- Born: October 31, 1953 (age 72) Sverdlovsk
- Other name: Boris Berg
- Occupations: Poet, singer-songwriter, and medical doctor
- Website: http://bergloga.ru

= Yuri Heifetz =

Russian singer (born 1953)

Yuri Heifetz (pen-name Boris Berg; Хейфец, Юрий Борисович; born 31 October 1953, in Sverdlovsk) is a Russian poet, singer-songwriter, and medical doctor.

==Biography==
Yuri Heifetz wrote his first poem at age of 11, and his first song at age of 14, while studying at a music school in Sverdlovsk. In 1978 he created rock group "Eternal Spring", however the group was accused of ideological subversion by the KGB and disbanded. After graduating from medical school in Sverdlovsk, he worked as an epidemiologist and a gastroenterologist. In 1989 he left medicine and started working in the entertainment business.

In 1989, he released first album with his songs, "Bytovuha", in the genre of Russian chanson. He then traveled during three years through the Soviet Union as a member of pop music band Anons ("Announcement") under pen name of Boris Berg. He wrote texts of almost all songs for the band. He considered this period of his work mostly as creation of political satire. The band was directed by Aleksander Kasimov and reached its peak of popularity in the late 1980s - early 1990s by performing songs like "Olya and AIDS", which were seen as challenge to official Soviet stage.
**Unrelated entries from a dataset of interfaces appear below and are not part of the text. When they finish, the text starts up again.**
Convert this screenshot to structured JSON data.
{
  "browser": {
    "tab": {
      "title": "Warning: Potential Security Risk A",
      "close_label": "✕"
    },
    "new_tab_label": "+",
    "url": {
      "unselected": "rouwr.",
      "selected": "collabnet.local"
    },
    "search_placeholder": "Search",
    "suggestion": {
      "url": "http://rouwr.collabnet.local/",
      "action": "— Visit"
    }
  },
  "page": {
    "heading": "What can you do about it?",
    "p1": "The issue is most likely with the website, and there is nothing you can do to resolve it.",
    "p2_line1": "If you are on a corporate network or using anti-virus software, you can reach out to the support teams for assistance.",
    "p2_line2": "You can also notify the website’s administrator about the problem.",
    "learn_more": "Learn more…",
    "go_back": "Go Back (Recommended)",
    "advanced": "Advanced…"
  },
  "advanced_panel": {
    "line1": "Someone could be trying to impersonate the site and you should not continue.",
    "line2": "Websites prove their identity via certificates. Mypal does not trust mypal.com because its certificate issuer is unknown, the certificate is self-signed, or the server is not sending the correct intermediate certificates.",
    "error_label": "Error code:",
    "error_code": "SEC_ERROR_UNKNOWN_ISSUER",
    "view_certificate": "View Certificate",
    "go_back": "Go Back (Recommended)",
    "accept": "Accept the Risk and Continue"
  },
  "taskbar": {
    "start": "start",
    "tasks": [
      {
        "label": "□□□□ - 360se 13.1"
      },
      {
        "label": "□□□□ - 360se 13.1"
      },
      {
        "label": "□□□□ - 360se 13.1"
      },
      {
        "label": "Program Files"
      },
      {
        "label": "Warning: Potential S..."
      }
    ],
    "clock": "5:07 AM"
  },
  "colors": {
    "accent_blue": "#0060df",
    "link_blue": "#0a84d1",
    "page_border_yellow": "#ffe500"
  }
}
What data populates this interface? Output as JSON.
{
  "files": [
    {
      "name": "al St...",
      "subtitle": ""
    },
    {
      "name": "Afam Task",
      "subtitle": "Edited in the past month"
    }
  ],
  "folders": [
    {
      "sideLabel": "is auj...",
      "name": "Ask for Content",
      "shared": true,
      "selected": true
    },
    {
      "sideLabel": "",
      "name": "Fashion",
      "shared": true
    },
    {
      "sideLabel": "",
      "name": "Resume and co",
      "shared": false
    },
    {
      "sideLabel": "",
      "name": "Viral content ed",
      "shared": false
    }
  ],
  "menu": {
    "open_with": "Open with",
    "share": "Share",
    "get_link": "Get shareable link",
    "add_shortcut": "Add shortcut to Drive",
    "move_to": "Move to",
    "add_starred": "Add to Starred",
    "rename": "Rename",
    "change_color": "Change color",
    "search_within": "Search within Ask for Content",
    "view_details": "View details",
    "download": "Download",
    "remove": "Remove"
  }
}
In late 1989, Heifetz recorded and released his second album, "Abroad" . In 1992, he returned to medicine, but continued writing poetry, music and songs, and released new album, "Topol", in 2007. In addition to poetry, he wrote a fiction book, Epitaph. He is also active as internet blogger and conduct regular discussions on Russian politics, history and culture on a video blog, "Arbat Sitters", together with journalists Andrei Barkhatov and Alexander Orlov. He appears with his songs at Echo of Moscow in a program created by Natella Boltyanskaya. Heifetz now lives in Moscow. He is married and has three children.